Encrypt a vault with an encryption key you hold in your own cloud KMS. You grant SikkerKey access to your key, and every project key in the vault is re-encrypted under it. From then on the key stays under your control: access runs through your own cloud console, and you can revoke it whenever you want.

Setting one up

Open your vault's Settings and find Bring your own key.

1. Grant access. SikkerKey provisions a dedicated service account for your vault and shows its email address. Grant that service account the Encrypt/Decrypt role on your key in your cloud console. The service account's only permission is to wrap and unwrap your vault's key.

2. Connect the key. Paste your key's resource name. SikkerKey verifies it can encrypt and decrypt with the key, then re-encrypts the vault under it in the background.

The card keeps showing the connected key, its location, and the service account address, so you always have what you need to review or re-grant access later.
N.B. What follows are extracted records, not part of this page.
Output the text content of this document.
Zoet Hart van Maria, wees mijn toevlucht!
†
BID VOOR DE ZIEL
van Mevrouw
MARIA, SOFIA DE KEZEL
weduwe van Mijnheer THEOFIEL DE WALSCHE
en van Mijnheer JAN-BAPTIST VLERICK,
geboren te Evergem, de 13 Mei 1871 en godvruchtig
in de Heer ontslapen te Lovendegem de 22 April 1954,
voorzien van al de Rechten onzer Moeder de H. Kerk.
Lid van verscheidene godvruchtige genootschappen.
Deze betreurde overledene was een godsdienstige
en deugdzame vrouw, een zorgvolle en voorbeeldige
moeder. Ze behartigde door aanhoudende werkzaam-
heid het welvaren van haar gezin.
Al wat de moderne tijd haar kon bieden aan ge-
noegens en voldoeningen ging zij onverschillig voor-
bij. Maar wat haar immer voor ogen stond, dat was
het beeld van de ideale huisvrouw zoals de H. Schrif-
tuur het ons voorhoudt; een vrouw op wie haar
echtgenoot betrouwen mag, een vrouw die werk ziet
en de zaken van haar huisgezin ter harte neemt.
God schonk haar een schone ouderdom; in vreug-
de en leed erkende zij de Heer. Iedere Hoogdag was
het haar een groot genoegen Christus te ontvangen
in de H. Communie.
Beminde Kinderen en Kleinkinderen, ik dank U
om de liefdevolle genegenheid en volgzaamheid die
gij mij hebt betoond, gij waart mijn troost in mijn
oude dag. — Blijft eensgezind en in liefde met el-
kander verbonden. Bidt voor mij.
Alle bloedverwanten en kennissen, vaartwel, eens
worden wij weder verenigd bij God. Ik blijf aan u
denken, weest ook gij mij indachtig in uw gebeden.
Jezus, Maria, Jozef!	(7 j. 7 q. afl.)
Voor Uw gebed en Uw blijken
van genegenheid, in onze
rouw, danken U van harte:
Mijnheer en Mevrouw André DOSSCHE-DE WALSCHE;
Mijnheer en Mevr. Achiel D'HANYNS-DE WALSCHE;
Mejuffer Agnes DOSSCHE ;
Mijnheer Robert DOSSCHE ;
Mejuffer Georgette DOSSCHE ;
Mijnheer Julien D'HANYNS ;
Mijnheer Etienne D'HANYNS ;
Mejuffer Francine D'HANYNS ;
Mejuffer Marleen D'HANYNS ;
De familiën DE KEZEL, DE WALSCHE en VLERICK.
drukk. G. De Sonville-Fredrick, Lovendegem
Connecting and disconnecting a key are recorded in the audit log as critical events.

How reads work

Once a vault is on your key, reading any secret takes a live call to your key on every request. That is what puts you in control: while your key is available, reads work normally; revoke SikkerKey's access from your cloud console and reads stop immediately; restore it and they resume. Nothing in the vault can be decrypted while your key is out of reach.

Disconnecting

Disconnecting re-encrypts the vault back under SikkerKey-managed keys. That final step reads through your key once more, so it needs your key to be reachable. If access is unavailable, the vault stays on your key and you can retry the disconnect once access is restored.

Availability

Bring your own key is available on the Enterprise plan. Google Cloud KMS is supported today, with OVH, Scaleway, and AWS planned.